The biggest part of the decision-making process is gathering intel. Gather data from various sources to make the best procurement decision, including clinicians, facilities and construction, IT and telecoms, biomedical engineering, finance, vendors and system integrators. Analyze your current asset base, maintenance history of the old equipment and projected maintenance on the new equipment. Carefully compare product specifications, installation requirements and gather price benchmarking data. Gather a robust database of sources, models, manufacturers, new and used equipment, as well as trade-in options. 

It’s critical to have a transparent information pool. While healthcare technology has grown exponentially, many parts of healthcare are not connected. They exist in isolated silos. Numerous healthcare functions are sophisticated and tech-savvy, but they often produce disconnected data streams, rendering decision making impossible. Make a decision by connecting data streams. For example, RFQ capital (supply chain) provides your benchmarking data. Project capital (facilities) provides product specifications. Routine capital (finance) gives insight into your current asset base. Replacement capital (clinical engineering) gives you data on maintenance history, and project capital (facilitators) provides installation requirements.

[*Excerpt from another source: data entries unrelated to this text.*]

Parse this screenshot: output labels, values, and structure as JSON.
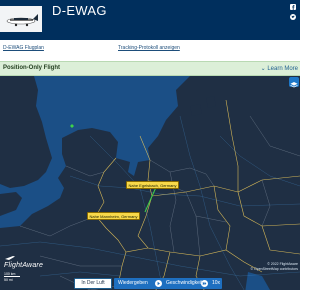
{
  "header": {
    "registration": "D-EWAG",
    "icons": [
      "facebook-icon",
      "twitter-icon"
    ]
  },
  "links": {
    "flights": "D-EWAG Flugplan",
    "tracklog": "Tracking-Protokoll anzeigen"
  },
  "banner": {
    "title": "Position-Only Flight",
    "learn_more": "Learn More",
    "color": "#dcefd8"
  },
  "map": {
    "origin_label": "Nahe Egelsbach, Germany",
    "destination_label": "Nahe Mannheim, Germany",
    "logo": "FlightAware",
    "scale_km": "100 km",
    "scale_mi": "50 mi",
    "attribution_line1": "© 2022 FlightAware",
    "attribution_line2": "© OpenStreetMap contributors",
    "land_color": "#1f2f44",
    "sea_color": "#1b4f86",
    "route_color": "#3fd24a"
  },
  "controls": {
    "live": "In Der Luft",
    "replay": "Wiedergeben",
    "speed_label": "Geschwindigkeit",
    "speed_value": "10x"
  }
}
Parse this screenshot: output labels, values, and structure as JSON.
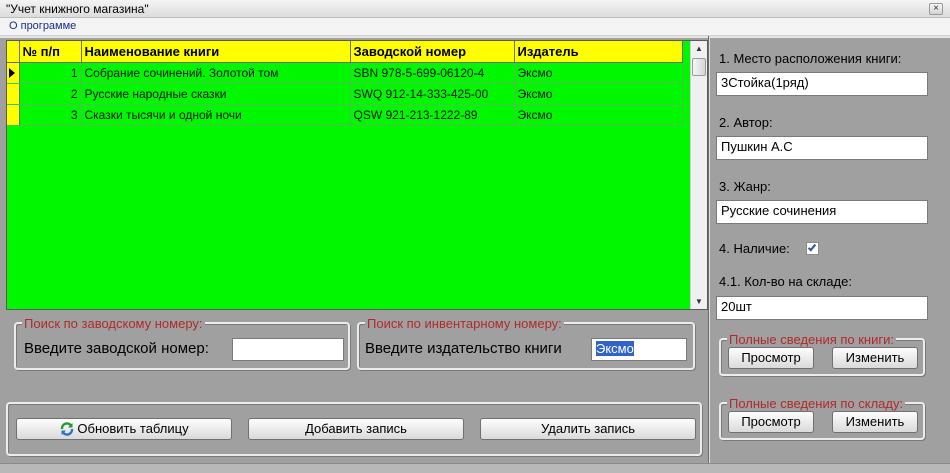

Have a cost-reducing strategy

Here are just some of the ways to make TCO work for the entire organization.

1.

Equipment standardization has the potential to simplify employee training, minimize errors, reduce maintenance costs and the number of service contracts. Additionally, organizations can stock an inventory of small parts when equipment is standardized. This allows them to make minor repairs in-house.

2.

Contract compliance brings the benefits of a robust warranty and service terms, and increased visibility to the “starting” price. Uphold your end of the contract to get the most out of your service.

3.

Early decision support gets everyone on board from day one. This reduces the chance that costly adjustments will be needed down the road, and lets you reap the benefits of increased productivity right away in all affected departments.

4.

Strategic sourcing results in aggregated purchase savings, controlled procurement time frames, and automated supplier administration fees.

5.

Enterprise Asset Lifecycle Management involves setting priorities by analyzing tangible data, planning for future replacements, making educated purchase decisions, and planning for
disposal, reuse or the sale of used equipment.

In order to remain competitive and provide the highest quality care, physicians and healthcare organizations must have a strategy for keeping their equipment up-to-date. Taking into consideration the total cost of ownership, as well as cost saving strategies will help your organization save money, become more productive, attract new patients and possibly find new revenue sources.